I wonder... I've read that Congresspeople spend the bulk of their time flying around begging for money from wealthy donors. Their influence within the party hierarchy, what Senate committees Senators are selected for, etc. are all basically functions of how effective they are at fundraising. I think if you don't address campaign finance, it doesn't matter in the end how you elect the people. The system will force them into behaving like they all currently do, or consign them to a position of diminished influence so that they can't counter the people who do sell out.

o11c  ·  3182 days ago  ·  link  ·  

Sure, but it's impossible to do anything about campaign finance unless we get control over who we are allowed to choose to elect.

rpgamer28  ·  3182 days ago  ·  link  ·  

Well we could follow Larry Lessig's idea and try to call for a constitutional convention, but that's still pretty unlikely at the moment. So yeah, I think of it as sort of a catch-22. It will probably take a crisis to change anything significant.

deepflows  ·  3182 days ago  ·  link  ·  

That only works if you assume that the reign of financial elites can be ended by having the right guy in office. I don't see any evidence for that assumption. Logically, I'm not sure that there are individual solutions to this deeply ingrained systemic problem.

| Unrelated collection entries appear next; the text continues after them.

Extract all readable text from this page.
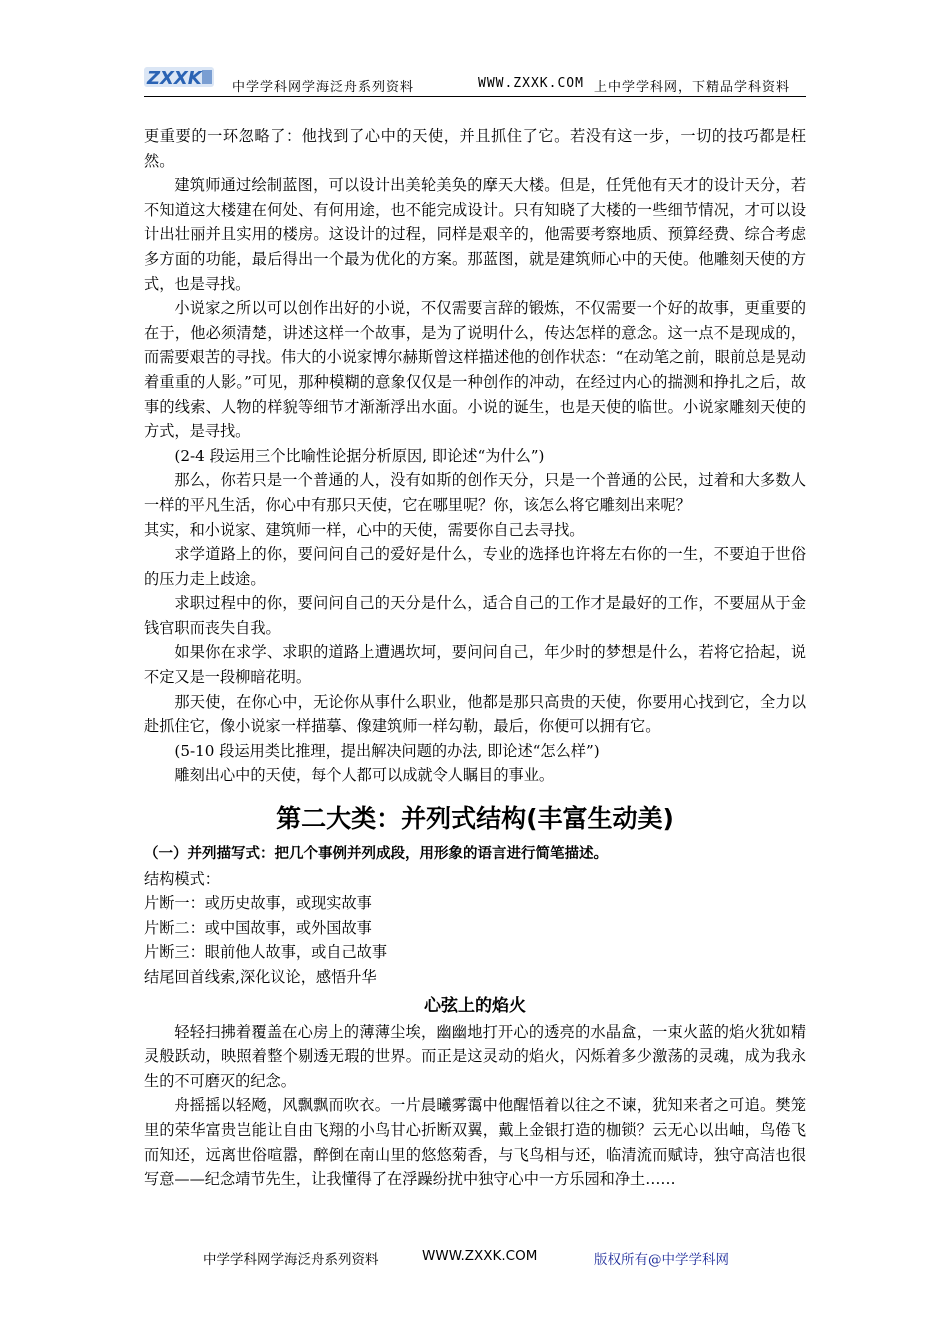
ZXXK 中学学科网学海泛舟系列资料	WWW.ZXXK.COM 上中学学科网，下精品学科资料

更重要的一环忽略了：他找到了心中的天使，并且抓住了它。若没有这一步，一切的技巧都是枉然。

建筑师通过绘制蓝图，可以设计出美轮美奂的摩天大楼。但是，任凭他有天才的设计天分，若不知道这大楼建在何处、有何用途，也不能完成设计。只有知晓了大楼的一些细节情况，才可以设计出壮丽并且实用的楼房。这设计的过程，同样是艰辛的，他需要考察地质、预算经费、综合考虑多方面的功能，最后得出一个最为优化的方案。那蓝图，就是建筑师心中的天使。他雕刻天使的方式，也是寻找。

小说家之所以可以创作出好的小说，不仅需要言辞的锻炼，不仅需要一个好的故事，更重要的在于，他必须清楚，讲述这样一个故事，是为了说明什么，传达怎样的意念。这一点不是现成的，而需要艰苦的寻找。伟大的小说家博尔赫斯曾这样描述他的创作状态：“在动笔之前，眼前总是晃动着重重的人影。”可见，那种模糊的意象仅仅是一种创作的冲动，在经过内心的揣测和挣扎之后，故事的线索、人物的样貌等细节才渐渐浮出水面。小说的诞生，也是天使的临世。小说家雕刻天使的方式，是寻找。

(2-4 段运用三个比喻性论据分析原因, 即论述“为什么”)

那么，你若只是一个普通的人，没有如斯的创作天分，只是一个普通的公民，过着和大多数人一样的平凡生活，你心中有那只天使，它在哪里呢？你，该怎么将它雕刻出来呢？

其实，和小说家、建筑师一样，心中的天使，需要你自己去寻找。

求学道路上的你，要问问自己的爱好是什么，专业的选择也许将左右你的一生，不要迫于世俗的压力走上歧途。

求职过程中的你，要问问自己的天分是什么，适合自己的工作才是最好的工作，不要屈从于金钱官职而丧失自我。

如果你在求学、求职的道路上遭遇坎坷，要问问自己，年少时的梦想是什么，若将它拾起，说不定又是一段柳暗花明。

那天使，在你心中，无论你从事什么职业，他都是那只高贵的天使，你要用心找到它，全力以赴抓住它，像小说家一样描摹、像建筑师一样勾勒，最后，你便可以拥有它。

(5-10 段运用类比推理，提出解决问题的办法, 即论述“怎么样”)

雕刻出心中的天使，每个人都可以成就令人瞩目的事业。

第二大类：并列式结构(丰富生动美)

（一）并列描写式：把几个事例并列成段，用形象的语言进行简笔描述。

结构模式：

片断一：或历史故事，或现实故事

片断二：或中国故事，或外国故事

片断三：眼前他人故事，或自己故事

结尾回首线索,深化议论，感悟升华

心弦上的焰火

轻轻扫拂着覆盖在心房上的薄薄尘埃，幽幽地打开心的透亮的水晶盒，一束火蓝的焰火犹如精灵般跃动，映照着整个剔透无瑕的世界。而正是这灵动的焰火，闪烁着多少激荡的灵魂，成为我永生的不可磨灭的纪念。

舟摇摇以轻飏，风飘飘而吹衣。一片晨曦雾霭中他醒悟着以往之不谏，犹知来者之可追。樊笼里的荣华富贵岂能让自由飞翔的小鸟甘心折断双翼，戴上金银打造的枷锁？云无心以出岫，鸟倦飞而知还，远离世俗喧嚣，醉倒在南山里的悠悠菊香，与飞鸟相与还，临清流而赋诗，独守高洁也很写意——纪念靖节先生，让我懂得了在浮躁纷扰中独守心中一方乐园和净土……

中学学科网学海泛舟系列资料	WWW.ZXXK.COM	版权所有@中学学科网
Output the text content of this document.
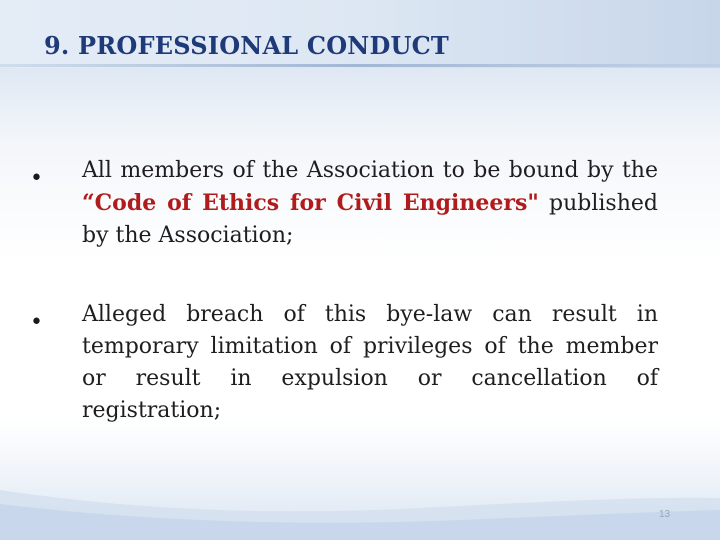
9. PROFESSIONAL CONDUCT
• All members of the Association to be bound by the “Code of Ethics for Civil Engineers" published by the Association;

• Alleged breach of this bye-law can result in temporary limitation of privileges of the member or result in expulsion or cancellation of registration;

13
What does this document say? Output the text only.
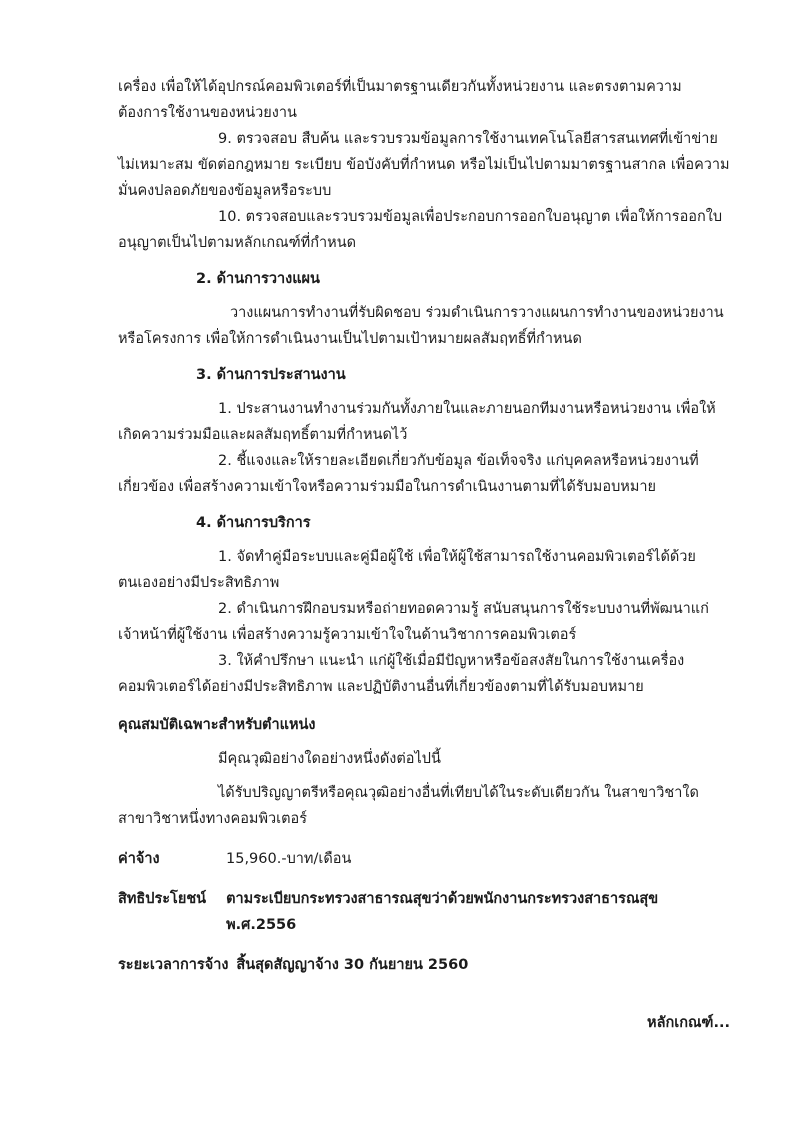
เครื่อง เพื่อให้ได้อุปกรณ์คอมพิวเตอร์ที่เป็นมาตรฐานเดียวกันทั้งหน่วยงาน และตรงตามความต้องการใช้งานของหน่วยงาน

9. ตรวจสอบ สืบค้น และรวบรวมข้อมูลการใช้งานเทคโนโลยีสารสนเทศที่เข้าข่ายไม่เหมาะสม ขัดต่อกฎหมาย ระเบียบ ข้อบังคับที่กำหนด หรือไม่เป็นไปตามมาตรฐานสากล เพื่อความมั่นคงปลอดภัยของข้อมูลหรือระบบ

10. ตรวจสอบและรวบรวมข้อมูลเพื่อประกอบการออกใบอนุญาต เพื่อให้การออกใบอนุญาตเป็นไปตามหลักเกณฑ์ที่กำหนด

2. ด้านการวางแผน

วางแผนการทำงานที่รับผิดชอบ ร่วมดำเนินการวางแผนการทำงานของหน่วยงานหรือโครงการ เพื่อให้การดำเนินงานเป็นไปตามเป้าหมายผลสัมฤทธิ์ที่กำหนด

3. ด้านการประสานงาน

1. ประสานงานทำงานร่วมกันทั้งภายในและภายนอกทีมงานหรือหน่วยงาน เพื่อให้เกิดความร่วมมือและผลสัมฤทธิ์ตามที่กำหนดไว้

2. ชี้แจงและให้รายละเอียดเกี่ยวกับข้อมูล ข้อเท็จจริง แก่บุคคลหรือหน่วยงานที่เกี่ยวข้อง เพื่อสร้างความเข้าใจหรือความร่วมมือในการดำเนินงานตามที่ได้รับมอบหมาย

4. ด้านการบริการ

1. จัดทำคู่มือระบบและคู่มือผู้ใช้ เพื่อให้ผู้ใช้สามารถใช้งานคอมพิวเตอร์ได้ด้วยตนเองอย่างมีประสิทธิภาพ

2. ดำเนินการฝึกอบรมหรือถ่ายทอดความรู้ สนับสนุนการใช้ระบบงานที่พัฒนาแก่เจ้าหน้าที่ผู้ใช้งาน เพื่อสร้างความรู้ความเข้าใจในด้านวิชาการคอมพิวเตอร์

3. ให้คำปรึกษา แนะนำ แก่ผู้ใช้เมื่อมีปัญหาหรือข้อสงสัยในการใช้งานเครื่องคอมพิวเตอร์ได้อย่างมีประสิทธิภาพ และปฏิบัติงานอื่นที่เกี่ยวข้องตามที่ได้รับมอบหมาย

คุณสมบัติเฉพาะสำหรับตำแหน่ง

มีคุณวุฒิอย่างใดอย่างหนึ่งดังต่อไปนี้

ได้รับปริญญาตรีหรือคุณวุฒิอย่างอื่นที่เทียบได้ในระดับเดียวกัน ในสาขาวิชาใด สาขาวิชาหนึ่งทางคอมพิวเตอร์

ค่าจ้าง	15,960.-บาท/เดือน
สิทธิประโยชน์	ตามระเบียบกระทรวงสาธารณสุขว่าด้วยพนักงานกระทรวงสาธารณสุข พ.ศ.2556
ระยะเวลาการจ้าง สิ้นสุดสัญญาจ้าง 30 กันยายน 2560
หลักเกณฑ์...
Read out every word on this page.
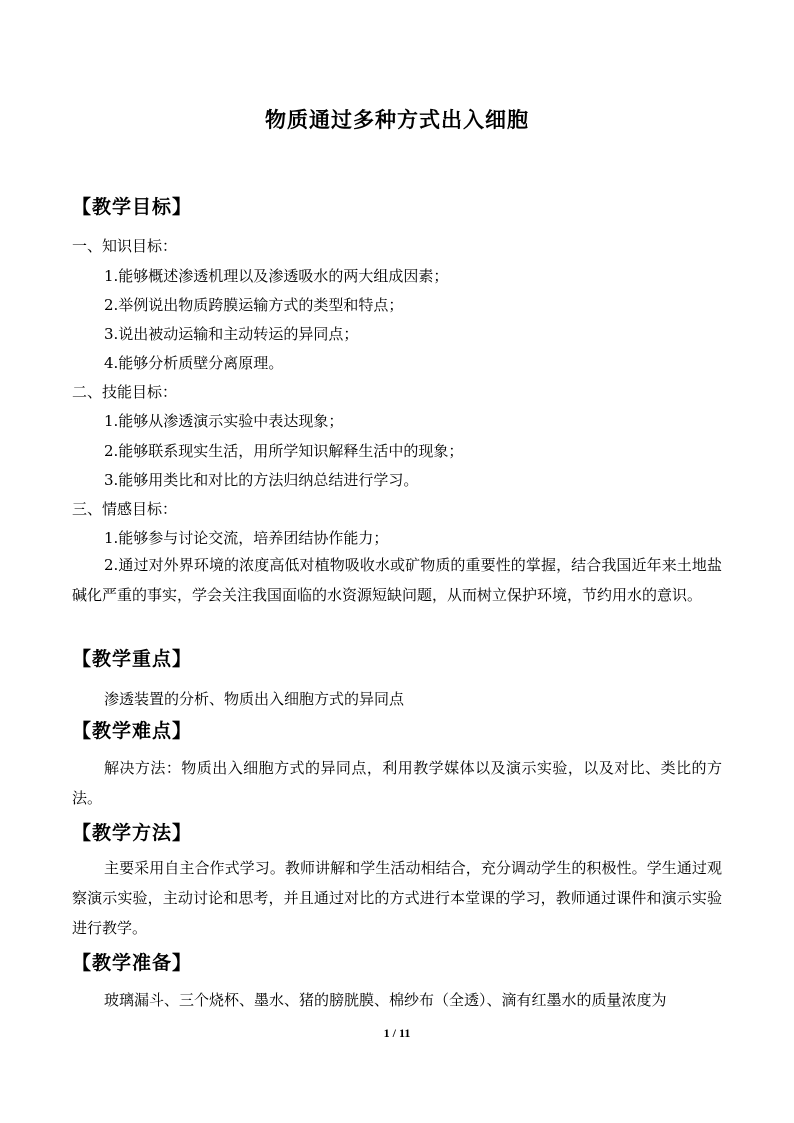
物质通过多种方式出入细胞
【教学目标】
一、知识目标：
1.能够概述渗透机理以及渗透吸水的两大组成因素；
2.举例说出物质跨膜运输方式的类型和特点；
3.说出被动运输和主动转运的异同点；
4.能够分析质壁分离原理。
二、技能目标：
1.能够从渗透演示实验中表达现象；
2.能够联系现实生活，用所学知识解释生活中的现象；
3.能够用类比和对比的方法归纳总结进行学习。
三、情感目标：
1.能够参与讨论交流，培养团结协作能力；
2.通过对外界环境的浓度高低对植物吸收水或矿物质的重要性的掌握，结合我国近年来土地盐碱化严重的事实，学会关注我国面临的水资源短缺问题，从而树立保护环境，节约用水的意识。
【教学重点】
渗透装置的分析、物质出入细胞方式的异同点
【教学难点】
解决方法：物质出入细胞方式的异同点，利用教学媒体以及演示实验，以及对比、类比的方法。
【教学方法】
主要采用自主合作式学习。教师讲解和学生活动相结合，充分调动学生的积极性。学生通过观察演示实验，主动讨论和思考，并且通过对比的方式进行本堂课的学习，教师通过课件和演示实验进行教学。
【教学准备】
玻璃漏斗、三个烧杯、墨水、猪的膀胱膜、棉纱布（全透）、滴有红墨水的质量浓度为
1 / 11
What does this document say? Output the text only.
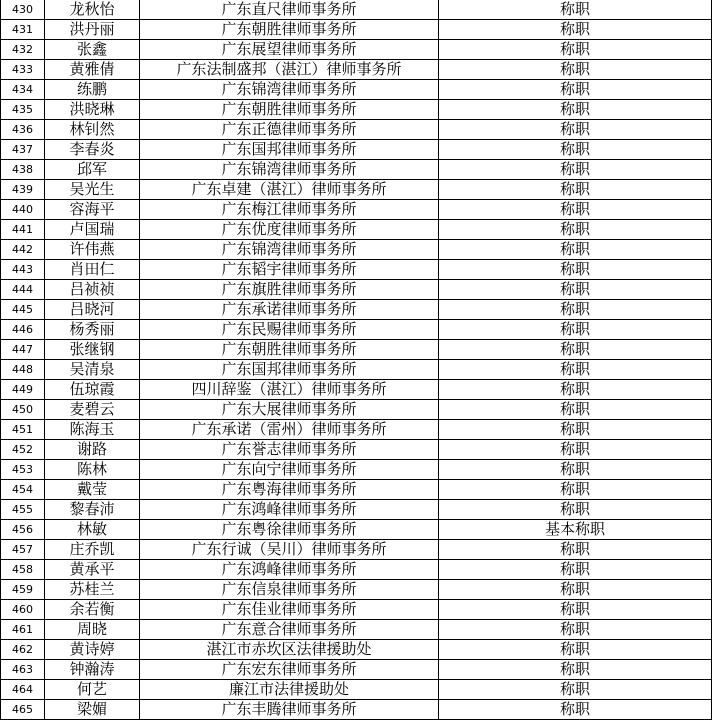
430	龙秋怡	广东直尺律师事务所	称职
431	洪丹丽	广东朝胜律师事务所	称职
432	张鑫	广东展望律师事务所	称职
433	黄雅倩	广东法制盛邦（湛江）律师事务所	称职
434	练鹏	广东锦湾律师事务所	称职
435	洪晓琳	广东朝胜律师事务所	称职
436	林钊然	广东正德律师事务所	称职
437	李春炎	广东国邦律师事务所	称职
438	邱军	广东锦湾律师事务所	称职
439	吴光生	广东卓建（湛江）律师事务所	称职
440	容海平	广东梅江律师事务所	称职
441	卢国瑞	广东优度律师事务所	称职
442	许伟燕	广东锦湾律师事务所	称职
443	肖田仁	广东韬宇律师事务所	称职
444	吕祯祯	广东旗胜律师事务所	称职
445	吕晓河	广东承诺律师事务所	称职
446	杨秀丽	广东民赐律师事务所	称职
447	张继钢	广东朝胜律师事务所	称职
448	吴清泉	广东国邦律师事务所	称职
449	伍琼霞	四川辞鉴（湛江）律师事务所	称职
450	麦碧云	广东大展律师事务所	称职
451	陈海玉	广东承诺（雷州）律师事务所	称职
452	谢路	广东誉志律师事务所	称职
453	陈林	广东向宁律师事务所	称职
454	戴莹	广东粤海律师事务所	称职
455	黎春沛	广东鸿峰律师事务所	称职
456	林敏	广东粤徐律师事务所	基本称职
457	庄乔凯	广东行诚（吴川）律师事务所	称职
458	黄承平	广东鸿峰律师事务所	称职
459	苏桂兰	广东信泉律师事务所	称职
460	余若衡	广东佳业律师事务所	称职
461	周晓	广东意合律师事务所	称职
462	黄诗婷	湛江市赤坎区法律援助处	称职
463	钟瀚涛	广东宏东律师事务所	称职
464	何艺	廉江市法律援助处	称职
465	梁媚	广东丰腾律师事务所	称职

artis  ·  3181 days ago  ·  link  ·  

I don't think that's what o11c was aiming at. More along the lines of reducing their influnce. Basically to put an emphasisi on the most democratic parts rather than the most visible.

deepflows  ·  3181 days ago  ·  link  ·  

Right. I don't disagree about your point concerning democracy vs visibility. But again, say these really great guys, the best each party has to offer, are elected in the primaries. One of them then is voted or votemachined into office. Then what? Who cares about who is shuffling around some pieces. The rules, the boundaries of reasonable discourse are still going to be dictated by "financial realities". There will be no change as long as this way of interpreting reality and its possibilities is in place. At levels of real wealth, the game was decided long ago.

artis  ·  3181 days ago  ·  link  ·  

Not doing anything is an action just as well. You ask then what. I ask then what without? I don't mean this as a trap, it's a pretty binary proposition so the question isn't whether to take a third option but whether either has advantages.

That aside I don't believe that any complex problem ever comes down to a single solution. It might seem like it. Revolutions, strong personalities, etc. popular history is in love with the single mover trope, whether it's an event or a person. I however see those as results of gradual buildups.

Just look at the right-shift in US politics. Each succesive genration of politicians was just a little bit more conservative. And now a democratic president is uncomfortably close to Nixon in more than a single area.

I believe a similar shift away from "financial realities" is possible as well. It's not a satisfing answer but it's how, as far as I can tell, any progress is ever made. Hopefully in 50 years we can have a "defining" event that it can all be atributed to too.

deepflows  ·  3180 days ago  ·  link  ·  

I agree on all of that. Which is why I don't advocate taking no action. I'm a member of a political party, precisely because I agree that something is better than nothing. At the same time, I suspect that there is little capacity for significant course correction left in the formally democratic process. Those shifts you speak of seem to have known only one direction for decades. I still hold some hope for change being introduced through peaceful activism.